Yes, that seemed to make it worse, actually.

gabrielle

Reply to
gabrielle

Maybe try a walking foot?

Doreen in Alabama

Reply to
Doreen

I think the issue in that kind of case is that the seam is expanded compared to the adjacent fabric. Taught sewing can actually make it worse, because then the seam is even more stretched when it is sewn. Sometimes it's possible with steam to get the fabric to relax back to where it was before you punctured its form with all that extra thread - othertimes the distortion seems permanent. I think finer pitch stitches can sometimes make this worse, because the density of the thread inserted is higher.

One reason the walking foot might help is that there's then less drag from the presser foot. Lightening the pressure might also help if you can still keep the feed and alignment steady with your hands. But I hate making something and then ruining it like that in the last stage!

There are ways the effect can be beneficial though - doing neckline elastic in ballgowns (derived from swimsuit methods) confining both pre-fold stitching and post-fold topstitching to the side of the elastic away from the opening makes that side grow slightly, building in a little curvature that helps it lay flat. This could be a reason for finishing an edge with elastic even when it isn't really required - you can build in just enough tension in the elastic to counteract any tendancy for the process of stitching it on to expand the edge.

I'm hoping I won't run into this problem with the lower stretch woven shirting. Still trying to decide if the (non-stretch) muslins are fit well enough to go ahead with the project, or if I want to put in a tiny bit more wearing ease.

Reply to
cs_posting

Well, thanks for the suggestions. I've basically completed the shirt (at least all the risky parts) and it came out much better than any previous attempt at a dress shirt - though I cheated on account of the weather and made short sleeves.

I ended up going with the yoke oriented the same as the back.

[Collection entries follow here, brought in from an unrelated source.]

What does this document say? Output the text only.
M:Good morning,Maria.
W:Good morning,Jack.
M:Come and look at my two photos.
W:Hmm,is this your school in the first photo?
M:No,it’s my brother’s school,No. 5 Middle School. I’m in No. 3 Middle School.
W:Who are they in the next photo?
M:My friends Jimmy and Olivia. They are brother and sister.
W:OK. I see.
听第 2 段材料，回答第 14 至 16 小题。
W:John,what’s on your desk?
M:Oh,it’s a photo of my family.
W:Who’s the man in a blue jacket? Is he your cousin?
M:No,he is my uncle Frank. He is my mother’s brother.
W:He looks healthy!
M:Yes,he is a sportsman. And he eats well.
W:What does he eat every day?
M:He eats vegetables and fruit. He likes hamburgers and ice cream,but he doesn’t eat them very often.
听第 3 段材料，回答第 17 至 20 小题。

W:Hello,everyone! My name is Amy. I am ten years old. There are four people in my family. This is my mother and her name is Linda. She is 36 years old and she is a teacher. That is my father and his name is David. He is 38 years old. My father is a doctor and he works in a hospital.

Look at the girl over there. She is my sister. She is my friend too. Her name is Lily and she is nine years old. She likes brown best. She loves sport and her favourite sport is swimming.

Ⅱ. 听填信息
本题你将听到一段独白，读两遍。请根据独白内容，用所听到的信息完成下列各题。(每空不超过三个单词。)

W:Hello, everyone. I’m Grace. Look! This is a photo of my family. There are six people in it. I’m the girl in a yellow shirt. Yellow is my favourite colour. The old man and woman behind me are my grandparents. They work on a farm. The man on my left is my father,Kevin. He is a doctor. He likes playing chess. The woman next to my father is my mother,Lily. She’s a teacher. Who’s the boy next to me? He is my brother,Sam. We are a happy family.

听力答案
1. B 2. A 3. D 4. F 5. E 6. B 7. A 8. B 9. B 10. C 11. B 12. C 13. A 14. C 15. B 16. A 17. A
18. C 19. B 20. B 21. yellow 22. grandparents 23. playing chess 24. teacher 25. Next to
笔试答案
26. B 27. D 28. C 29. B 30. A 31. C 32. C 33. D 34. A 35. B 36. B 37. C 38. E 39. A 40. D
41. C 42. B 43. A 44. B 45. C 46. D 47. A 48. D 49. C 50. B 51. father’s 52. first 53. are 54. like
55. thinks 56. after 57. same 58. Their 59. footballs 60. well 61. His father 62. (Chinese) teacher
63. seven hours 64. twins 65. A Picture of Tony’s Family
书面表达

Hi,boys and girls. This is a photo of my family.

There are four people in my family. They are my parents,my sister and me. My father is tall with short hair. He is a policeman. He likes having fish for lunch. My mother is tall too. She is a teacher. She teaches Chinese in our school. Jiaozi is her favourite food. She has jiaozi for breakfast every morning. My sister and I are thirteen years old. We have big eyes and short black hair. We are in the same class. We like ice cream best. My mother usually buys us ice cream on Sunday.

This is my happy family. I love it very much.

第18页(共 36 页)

I mostly avoided topstitching in the stretch direction - did the yoke seams ionside out with the front and back rolled up inside between the layers, using a narrow stretch stitch (will probably widen the yoke next time to make this easier). Most everything else is normal straight stitching and woven methods - flat felled armscye, etc. I did end up using the stretch stitch to topstich the hem on the short sleeves, and it did stretch out of shape a tiny bit on the first one so I lightened the presser foot for the second.

Now I just need to sew on the rest of the buttons and and decide if I have time to finish the hem and fell the sideseams before wearing it tonight.